Six months after a homicide
(HR has been returning every month to interview Barbara Pritchett and her family since June, when Pritchett's 15-year-old son Dovon Harris was murdered in the Nickerson Gardens housing project in Watts. Above, Pritchett and daughter Dwaina at Dovon's gravesite Friday.--Brian VanderBrug/LAT)
It was during proceedings for the defendants in Dovon's murder case. She was sitting near the front of the courtroom, she said. A witness was describing the last moments of Dovon's life: How he stepped off a bus, and started to walk. How the gun went off. How the witness looked back and saw Dovon lying on the ground...
Pritchett felt a burning in her chest. She was out of the courtroom as fast as she could walk, seeking refuge in the hallway. Her daughter Dwaina, 18, and Duane Harris, Dovon's father, followed her. Pritchett had moved near a window.
Dwaina joined her, watching as her mother took heaving breaths. Pritchett was hyperventilating. Suddenly, she slumped. Harris caught her, and eased her onto the floor. Court staff called paramedics. Nothing medically wrong, they said later. Just stress.
The grief is getting harder for everyone in the family. The holidays have been tough.
Pritchett weeps more frequently now. She appeared fretful, her braids loose on her shoulders. She twisted a tissue in her lap as she spoke. She is no longer sleeping much, she said. She naps, wakes, cries. Recently she woke up, and realized she was already crying: She'd been crying in her sleep.
Dwaina has quit her job at the Burger King in LAX. At first, when she told her employers of her brother's murder, they were sympathetic. But as the months passed, Dwaina kept having problems maintaining her composure, and their patience grew thin.
She had habit of hiding in the back to cry. "It got to the point, I was crying every day," she said. One day, a manager caught her, and accused her of seeking an excuse not to work.
Dwaina walked off the job briefly, hurrying to a restroom. After that, her relationship with her boss went downhill. She quit last month. "He basically said, 'get over it," she said.
Duane Harris, Dovon's father, who lives in Tennessee, has taken a few days off from his job as a door-and-window installer since the murder. Mostly, he tries to conceal his feelings. "It don't get no easier," he said. "People say time heals. But not when it's losing your kid. It still...." He broke off, circling his fingers in a churning motion.
He, too, could not bear the court proceedings. He found himself getting angry. "I could not protect my son from being hurt," he explained. "For a father, that is the hurting-est thing."
Pritchett said the sense of unreality she has had since Dovon's murder has now begun to dispel. For the first time, she and other family members seemed inclined to talk in detail about the circumstances of Dovon's death. "We are actually now in the part where we are really reliving it," Pritchett said. Before, "It was not sink-in time."
Both Pritchett and Harris talked about getting calls with the news Dovon had been shot, going to the hospital....
Dovon was still on life support then. They recalled how Duane Harris had begged the doctor to take his body parts, and put them in his son.

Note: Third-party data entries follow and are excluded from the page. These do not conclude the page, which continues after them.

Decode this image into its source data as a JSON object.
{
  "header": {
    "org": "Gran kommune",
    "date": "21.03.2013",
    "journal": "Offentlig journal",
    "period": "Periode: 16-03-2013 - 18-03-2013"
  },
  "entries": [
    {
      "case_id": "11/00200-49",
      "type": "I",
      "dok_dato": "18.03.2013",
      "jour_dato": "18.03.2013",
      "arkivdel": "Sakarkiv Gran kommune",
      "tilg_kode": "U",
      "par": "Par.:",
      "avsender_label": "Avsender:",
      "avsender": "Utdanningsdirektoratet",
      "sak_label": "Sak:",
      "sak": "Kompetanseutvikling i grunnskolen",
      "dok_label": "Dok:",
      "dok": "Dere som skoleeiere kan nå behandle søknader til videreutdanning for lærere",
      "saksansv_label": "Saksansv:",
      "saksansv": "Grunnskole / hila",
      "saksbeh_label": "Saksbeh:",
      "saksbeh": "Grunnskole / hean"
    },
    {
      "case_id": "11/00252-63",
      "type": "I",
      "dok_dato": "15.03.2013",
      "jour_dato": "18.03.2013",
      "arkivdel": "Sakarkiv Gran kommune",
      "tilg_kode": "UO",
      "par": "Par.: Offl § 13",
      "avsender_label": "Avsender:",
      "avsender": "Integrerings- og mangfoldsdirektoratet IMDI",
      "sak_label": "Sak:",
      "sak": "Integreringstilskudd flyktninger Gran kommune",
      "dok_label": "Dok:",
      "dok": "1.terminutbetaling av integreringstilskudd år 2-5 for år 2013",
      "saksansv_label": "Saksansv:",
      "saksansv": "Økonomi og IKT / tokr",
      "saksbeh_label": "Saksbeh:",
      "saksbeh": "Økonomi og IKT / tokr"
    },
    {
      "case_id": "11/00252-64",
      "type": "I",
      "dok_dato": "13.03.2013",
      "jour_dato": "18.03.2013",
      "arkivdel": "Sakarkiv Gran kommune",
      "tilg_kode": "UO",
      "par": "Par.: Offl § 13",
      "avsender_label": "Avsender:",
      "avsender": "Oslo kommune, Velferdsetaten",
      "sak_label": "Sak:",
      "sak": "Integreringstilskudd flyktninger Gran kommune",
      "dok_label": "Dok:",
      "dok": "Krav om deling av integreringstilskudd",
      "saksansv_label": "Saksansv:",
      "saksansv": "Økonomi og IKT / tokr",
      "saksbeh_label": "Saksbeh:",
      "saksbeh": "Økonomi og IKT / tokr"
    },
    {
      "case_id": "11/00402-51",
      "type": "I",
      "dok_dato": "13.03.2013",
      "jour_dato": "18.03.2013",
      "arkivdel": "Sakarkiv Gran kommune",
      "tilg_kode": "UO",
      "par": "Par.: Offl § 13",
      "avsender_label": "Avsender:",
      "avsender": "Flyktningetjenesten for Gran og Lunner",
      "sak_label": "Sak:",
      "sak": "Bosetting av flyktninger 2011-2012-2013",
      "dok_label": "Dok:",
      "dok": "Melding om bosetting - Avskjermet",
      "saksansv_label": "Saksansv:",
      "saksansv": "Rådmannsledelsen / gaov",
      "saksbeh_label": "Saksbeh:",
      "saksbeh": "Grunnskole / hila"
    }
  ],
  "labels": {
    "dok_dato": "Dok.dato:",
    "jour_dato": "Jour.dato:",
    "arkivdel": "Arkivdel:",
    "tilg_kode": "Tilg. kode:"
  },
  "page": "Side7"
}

The doctors "had to keep explaining to him that it was impossible," Pritchett recalled.
When it came time to take Dovon to the surgical unit for the organ harvest, only one family member was permitted to follow the gurney down the hall.
Pritchett told Harris to go. "That was the hardest part," Harris recalled.
"To walk with him on a gurney to those doors. To see him go through those doors for the last time."